Читаем Пушкин полностью

Этот вопрос, уж вне всяких сомнений, не мог не вызывать актуальных ассоциаций: главным, караемым наиболее тяжело, преступлением заговорщиков суд считал намерение цареубийства. Юридическую несостоятельность кары за намерение энергично подчеркивал в 1826 г. князь П. А. Вяземский. Он писал: «Помысливших о перемене в нашем политическом быту роковою волною прибивало к бедственной необходимости цареубийства и с такою же силою отбивало: а доказательство тому — цареубийство не было совершено. Все осталось на словах и на бумаге, потому что в заговоре не было ни одного цареубийцы. Я не вижу их и на Сенатской площади 14 декабря, точно так же, как не вижу героя в каждом воине на поле сражения. Может быть, он еще струсит и убежит от огня. Вы не даете георгиевских крестов за одно намерение и в надежде будущих подвигов: зачем же казните преждевременно. Убийственную болтовню (bavardage atroce, как я назвал, прочитавши все сказанное о них в докладе комиссии) ставите вы на одну доску с убийством уже совершенным»[229]. В связи с делом декабристов вопрос о неподсудности нереализованных намерений широко обсуждался современниками, что Пушкину было, конечно, известно.

Процитированные выше места «Меры за меру» не попали в пушкинское изложение, равно как и другие, менее яркие, но все же, бесспорно, дающие основания для иллюзий стихи шекспировского текста.
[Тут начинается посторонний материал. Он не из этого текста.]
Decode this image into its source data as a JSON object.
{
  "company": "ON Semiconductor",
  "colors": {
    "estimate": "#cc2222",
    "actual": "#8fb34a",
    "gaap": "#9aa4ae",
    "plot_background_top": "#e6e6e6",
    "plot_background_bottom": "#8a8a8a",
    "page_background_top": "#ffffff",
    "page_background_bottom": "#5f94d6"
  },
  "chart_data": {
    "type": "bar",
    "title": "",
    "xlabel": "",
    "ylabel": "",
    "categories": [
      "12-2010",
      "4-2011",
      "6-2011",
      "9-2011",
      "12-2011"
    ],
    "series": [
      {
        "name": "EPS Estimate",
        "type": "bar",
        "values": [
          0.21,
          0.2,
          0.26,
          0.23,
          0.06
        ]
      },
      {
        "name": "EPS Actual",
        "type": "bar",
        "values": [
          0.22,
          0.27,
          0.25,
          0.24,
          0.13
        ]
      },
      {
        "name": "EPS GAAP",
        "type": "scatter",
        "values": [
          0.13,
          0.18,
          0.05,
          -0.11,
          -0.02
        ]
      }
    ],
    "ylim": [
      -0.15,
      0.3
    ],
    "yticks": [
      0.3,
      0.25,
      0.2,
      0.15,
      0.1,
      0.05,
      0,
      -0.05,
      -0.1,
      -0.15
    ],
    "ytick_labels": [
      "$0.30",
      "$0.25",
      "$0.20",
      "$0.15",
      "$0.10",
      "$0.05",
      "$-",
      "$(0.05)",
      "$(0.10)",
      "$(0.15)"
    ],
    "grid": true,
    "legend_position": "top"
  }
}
Последовательность пушкинских исключений этих мест свидетельствует, с одной стороны, о том, что поэт их замечал, и, следовательно, неопровержимо говорит о том, что чтение «Меры за меру» воспринималось Пушкиным в кругу остроактуальных размышлений, с другой — что прямые «применения» текста своей «итальянской поэмы» к современности поэт считал нежелательными[230]. Именно с необходимостью ряда исключений, возможно, связан отказ Пушкина от перевода «Меры за меру» и обращение к вольному пересказу.

* * *

Рассмотрение причин обращения Пушкина к шекспировской комедии раскрывает некоторые стороны структуры пушкинской поэмы.

В сюжетной организации «Анджело» выделяются три структурных пласта.

1. Пласт, организуемый законами новеллистического построения.

2. Пласт, организуемый принципами народно-мифологического сознания.

3. Эпизоды, связанные с политической концепцией «власти» и «милосердия», роднящие «Анджело» с «Капитанской дочкой», «Пиром Петра Первого» и рядом других произведений позднего Пушкина.

Следует сразу же подчеркнуть, что все эти — довольно далекие друг от друга — идейно-художественные конструкции находили опору в поразительном по богатству и глубине мыслей шекспировском тексте.

Все три идейно-композиционных сдоя пушкинской поэмы, накладываясь друг на друга, охватывают каждый художественное пространство между первой и последней строками. Однако художественная активность их неравномерна. Так, с точки зрения «новеллистического» пласта, первые строфы поэмы представляют собой лишь сюжетную экспозицию, вводящую в художественное пространство, в котором еще предстоит развертываться сюжету. Сюжетное развитие на этом уровне начинает развертываться лишь с IV строфы первой части («Лишь только Анджело вступил во управление»), а основное, определяющее сюжетный конфликт событие — с VI строфы («Так Анджело на всех навел невольно дрожь»). В конце V строфы части третьей наступает развязка, и дальнейшее получает характер почти формальной сюжетной концовки (как писал по другому поводу Пушкин: «…должно своего героя / Как бы то ни было женить, / По крайней мере уморить, / И лица прочие пристрой, / Отдав им дружеский поклон, / Из лабиринта вывесть вон» — III, 397). Между тем для «мифологического» уровня именно здесь располагается основная организующая сюжетная линия «уход — возвращение». Для третьего — «идеологического» — уровня характерно распределение значимых событийных эпизодов на всем протяжении поэмы. Такая неравномерность создает сложную смысловую «игру», обеспечивающую каждому эпизоду высокую смысловую активность.